THE ANTICIPATION of hearing her husband's voice through the phone in Dar es Salaam reporting on the welfare of her loved ones rouses Daniela from bed, and she is up and about before sunrise. She opens the shutters and leans out to refresh her spirit in the dark chilly air. Then she turns to pick up the novel from the floor and leafs through it to find the place where she stopped the night before. Since her sister's death, she finds herself rereading pages, but by the time she notices, it's too late to skip ahead. Only rarely does a second reading reveal hidden aspects of the characters and events. In fact, sometimes it makes the writing seem even shallower.
She skims the final page of the chapter she finished last night. The sexual descriptions now seem to her less degrading. Is it daybreak that tempers the vulgarity of the nighttime reading, or have her fragmented dreams reconciled her to it? Either way, she has no intention of rereading that chapter, and anyway, it would be better to save the rest of the novel for the trip home, to take advantage of every free minute here for seeing nature and conversing with Yirmiyahu and the locals.
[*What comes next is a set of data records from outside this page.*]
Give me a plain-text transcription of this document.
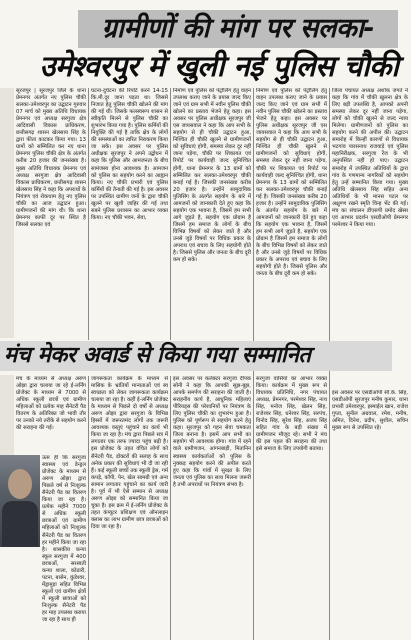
ग्रामीणों की मांग पर सलका-
उमेश्वरपुर में खुली नई पुलिस चौकी
सूरजपुर | सूरजपुर जिले के थाना प्रेमनगर अंतर्गत नए पुलिस चौकी सलका-उमेश्वरपुर का उद्घाटन गुरुवार 07 मार्च को मुख्य अतिथि विधायक प्रेमनगर एवं अध्यक्ष सरगुजा क्षेत्र आदिवासी विकास प्राधिकरण, छत्तीसगढ़ शासन खेलसाय सिंह के द्वारा फीता काटकर किया गया। 13 ग्रामों को सम्मिलित कर नए थाना प्रेमनगर पुलिस चौकी क्षेत्र के अंतर्गत करीब 20 हजार की जनसंख्या है। मुख्य अतिथि विधायक प्रेमनगर एवं अध्यक्ष सरगुजा क्षेत्र आदिवासी विकास प्राधिकरण, छत्तीसगढ़ शासन खेलसाय सिंह ने कहा कि अपराधों के नियंत्रण एवं रोकथाम हेतु नए पुलिस चौकी का आज उद्घाटन हुआ। ग्रामीणजनों की मांग थी। कि थाना प्रेमनगर काफी दूर पर स्थित है जिससे सलका एवं
घटना-दुर्घटना की रिपोर्ट करने 14-15 कि.मी.दूर जाना पड़ता था। जिससे निजात हेतु पुलिस चौकी खोलने की मांग की गई थी। जिसके फलस्वरूप शासन से स्वीकृति मिलने से पुलिस चौकी का शुभारंभ किया गया है। पुलिस कर्मियों की नियुक्ति की गई है ताकि क्षेत्र के लोगों की समस्याओं का त्वरित निराकरण किया जा सके। इस अवसर पर पुलिस अधीक्षक सूरजपुर ने अपने उद्बोधन में कहा कि पुलिस और आमजनता के बीच सामंजस्य होना आवश्यक है। आमजन को पुलिस का सहयोग करने का आह्वान किया। नए चौकी प्रभारी एवं पुलिस कर्मियों की तैनाती की गई है। इस अवसर पर उपस्थित ग्रामीण जनों के द्वारा चौकी खुलने पर खुशी जाहिर की गई तथा सबने पुलिस प्रशासन का आभार व्यक्त किया। नए चौकी भवन, सेवा,
निर्माण एवं पुलिस को पेट्रोलिंग हेतु वाहन उपलब्ध कराए जाने के प्रयास जल्द किए जाने एवं ग्राम सभी में नवीन पुलिस चौकी खोलने का प्रस्ताव भेजने हेतु कहा। इस अवसर पर पुलिस अधीक्षक सूरजपुर जी एस जायसवाल ने कहा कि आप सभी के सहयोग से ही चौकी उद्घाटन हुआ, निश्चित ही चौकी खुलने से ग्रामीणजनों को सुविधाएं होगी, समस्या लेकर दूर नहीं जाना पड़ेगा, चौकी पर शिकायत एवं रिपोर्ट पर कार्यवाही जल्द सुनिश्चित होगी, थाना प्रेमनगर के 13 ग्रामों को सम्मिलित कर सलका-उमेश्वरपुर चौकी बनाई गई है। जिसकी जनसंख्या करीब 20 हजार है। उन्होंने सामुदायिक पुलिसिंग के अंतर्गत सहयोग के बारे में आमजनों को जानकारी देते हुए कहा कि सहयोग एक भावना है, जिसमें हम सभी आगे जुड़ते है, सहयोग एक प्रोग्राम है जिसमें हम समाज के लोगों के बीच विभिन्न विषयों को लेकर जाते है और उनसे जुड़े विषयों पर विधिक प्रकार के अपराध एवं बचाव के लिए सहयोगी होते है। जिससे पुलिस और जनता के बीच दूरी कम हो सके।
निर्माण एवं पुलिस को पेट्रोलिंग हेतु वाहन उपलब्ध कराए जाने के प्रयास जल्द किए जाने एवं ग्राम सभी में नवीन पुलिस चौकी खोलने का प्रस्ताव भेजने हेतु कहा। इस अवसर पर पुलिस अधीक्षक सूरजपुर जी एस जायसवाल ने कहा कि आप सभी के सहयोग से ही चौकी उद्घाटन हुआ, निश्चित ही चौकी खुलने से ग्रामीणजनों को सुविधाएं होगी, समस्या लेकर दूर नहीं जाना पड़ेगा, चौकी पर शिकायत एवं रिपोर्ट पर कार्यवाही जल्द सुनिश्चित होगी, थाना प्रेमनगर के 13 ग्रामों को सम्मिलित कर सलका-उमेश्वरपुर चौकी बनाई गई है। जिसकी जनसंख्या करीब 20 हजार है। उन्होंने सामुदायिक पुलिसिंग के अंतर्गत सहयोग के बारे में आमजनों को जानकारी देते हुए कहा कि सहयोग एक भावना है, जिसमें हम सभी आगे जुड़ते है, सहयोग एक प्रोग्राम है जिसमें हम समाज के लोगों के बीच विभिन्न विषयों को लेकर जाते है और उनसे जुड़े विषयों पर विधिक प्रकार के अपराध एवं बचाव के लिए सहयोगी होते है। जिससे पुलिस और जनता के बीच दूरी कम हो सके।
जिला पंचायत अध्यक्ष अशोक जगते ने कहा कि गांव में चौकी खुलना क्षेत्र के लिए बड़ी उपलब्धि है, आपको अपनी समस्या लेकर दूर नहीं जाना पड़ेगा, लोगों को चौकी खुलने से जल्द न्याय मिलेगा। ग्रामीणजनों को पुलिस का सहयोग करने की अपील की। उद्घाटन समारोह में किन्हीं कारणों से विधायक भटगांव पारसनाथ राजवाड़े एवं पुलिस महानिरीक्षक, सरगुजा रेंज के भी अनुपस्थित नहीं हो पाए। उद्घाटन समारोह में उपस्थित अतिथियों के द्वारा गांव के गणमान्य नागरिकों को सहयोग हेतु उन्हें सम्मानित किया गया। मुख्य अतिथि खेलसाय सिंह सहित अन्य अतिथियों के भी मानस पटल पर अक्षुण्ण रखने स्मृति चिन्ह भेंट की गई। मंच का संचालन डीएसपी प्रमोद खेस्स एवं आभार प्रदर्शन एसडीओपी प्रेमनगर परमेश्वर ने किया गया।
इस अवसर पर एसडीओपी सी.के. सिंह, एसडीओपी सूरजपुर मनीष कुमार, थाना प्रभारी उमेश्वरपुर, इस्माईल खान, राजेश गुप्ता, सुनील अग्रवाल, रमेश, मनीष, अमित, दिनेश, प्रदीप, सुशील, सचिन मुख्य रूप से उपस्थित रहे।
मंच मेकर अवार्ड से किया गया सम्मानित
मंच के माध्यम से अध्यक्ष अरुण ओझा द्वारा चलाया जा रहे ई-लर्निंग प्रोजेक्ट के माध्यम से 7000 से अधिक स्कूली छात्रों एवं ग्रामीण महिलाओं को प्रत्येक माह सैनेटरी पैड वितरण के अतिरिक्त जो भावी तौर पर उनको नये तरीके से सहयोग करने की सराहना की गई।
ऊंस ही कि सरगुजा स्वास्थ्य एवं डेन्ड्रल प्रोजेक्ट के माध्यम से अरुण ओझा द्वारा पिछले वर्ष से निःशुल्क सैनेटरी पैड का वितरण किया जा रहा है। प्रत्येक महीने 7000 से अधिक स्कूली छात्राओं एवं ग्रामीण महिलाओं को निःशुल्क सैनेटरी पैड का वितरण हर महीने किया जा रहा है। शासकीय कन्या स्कूल सरगुजा में 400 छात्राओं, सरस्वती कन्या शाला, कोठारी, पटना, बासेन, कुंडेश्वर, मेंड्रामुड़ा सहित विभिन्न स्कूलों एवं ग्रामीण क्षेत्रों में स्कूली छात्राओं को निःशुल्क सैनेटरी पैड हर माह उपलब्ध कराया जा रहा है साथ ही
जागरूकता कार्यक्रम के माध्यम से मासिक के भ्रांतियों मान्यताओं एवं स्व स्वच्छता को लेकर जागरूकता कार्यक्रम चलाया जा रहा है। कहीं ई-लर्निंग प्रोजेक्ट के माध्यम से पिछले दो वर्षों से अध्यक्ष अरुण ओझा द्वारा सरगुजा के विभिन्न हिस्सों में जरूरतमंद लोगों तक जरूरी आवश्यक वस्तुएं पहुंचाने का कार्य भी किया जा रहा है। मंच द्वारा पिछले सत्र में लगातार एक तरफ ज्यादा पहुंच बढ़ी है। इस प्रोजेक्ट के तहत वंचित लोगों को सैनेटरी पैड, डोक्टरों की सलाह के साथ अनेक प्रकार की सुविधाएं भी दी जा रही हैं। कई स्कूली बच्चों तक स्कूली ड्रेस, गर्म कपड़े, कॉपी, पेन, खेल सामग्री एवं अन्य सामान लगातार पहुंचाने का कार्य जारी है। पूर्व में भी ऐसे सम्मान से अध्यक्ष अरुण ओझा को सम्मानित किया जा चुका है। इस क्रम में ई-लर्निंग प्रोजेक्ट के तहत कंप्यूटर प्रशिक्षण एवं ऑनलाइन क्लास का लाभ ग्रामीण छात्र छात्राओं को दिया जा रहा है।
इस अवसर पर कलेक्टर सरगुजा दीपक सोनी ने कहा कि आपकी सूझ-बूझ, आपके समर्पण की सराहना की जाती है। सराहनीय कार्य है, आधुनिक महिलाएं पीरियड्स की परेशानियों पर नियंत्रण के लिए पुलिस चौकी का शुभारंभ हुआ है। पुलिस को पूर्णरूप से सहयोग करने हेतु कहा। सूरजपुर को गहन सेवा चमकता जिला बनाना है। इसमें आप सभी का सहयोग भी आवश्यक होगा। गांव में रहने वाले ग्रामीणजन, आंगनबाड़ी, मितानिन स्वास्थ्य कार्यकर्ताओं को पुलिस के नुक्कड़ सहयोग करने की अपील करते हुए कहा कि गांवों में सुरक्षा के लिए जनता एवं पुलिस का साथ मिलना जरूरी है तभी अपराधों पर नियंत्रण संभव है।
सरगुजा वासियों का आभार व्यक्त किया। कार्यक्रम में मुख्य रूप से विधायक प्रतिनिधि, नगर पंचायत अध्यक्ष, प्रेमनगर, परमेश्वर सिंह, नाथ सिंह, मनोज सिंह, खेलन सिंह, राजेश्वर सिंह, धनेश्वर सिंह, सरपंच, विनोद सिंह, सुरेश सिंह, अजय सिंह सहित गांव के बड़ी संख्या में ग्रामीणजन मौजूद रहे। सभी ने मंच की इस पहल की सराहना की तथा इसे समाज के लिए उपयोगी बताया।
So she removes from her passport the stub of her used boarding pass and marks the page.
Despite the open window, it feels stuffy in the smallish room, and after brief hesitation she puts on her African dress and wraps herself in her sister's windbreaker and walks down three flights, noting three or four doorways per floor. She needs to clarify which is Yirmiyahu's temporary bedroom. Although she feels well, and well rested, it's still a good idea for a woman whose blood pressure has gone up to know on which door she can knock at night if something weighs heavily on her heart.
She wouldn't dare to explore outside, even around the main building of the farm, until the sun climbed higher and human voices were audible in the vicinity. But she will try to fix herself a cup of coffee. The huge kitchen is silent, and because she can't find the light switch, she makes do with the glow of dawn in the windows, rummaging among the utensils hanging on the walls until she finds a little pot that resembles a Middle Eastern finjan. She fills it with water, certain that she will also find some coffee, maybe even sugar and milk.
On the day of the terrible news, in her sister's home in Jerusalem, feeling miserable about being late and annoyed that it was she who was assigned to the kitchen, she dropped a big jar of coffee, scattering shards of glass and black grounds all over the floor. The lateness hadn't even been her fault. Moran hadn't set foot in his old school building, not even to share the news of his cousin's death with the principal or the secretary. Instead, with shaking knees he had paced the empty schoolyard for more than three-quarters of an hour waiting for the bell, and only when it rang had he rushed to the teachers' lounge to stop his mother at the doorway, and without saying a word hug her tight and lead her to the exit.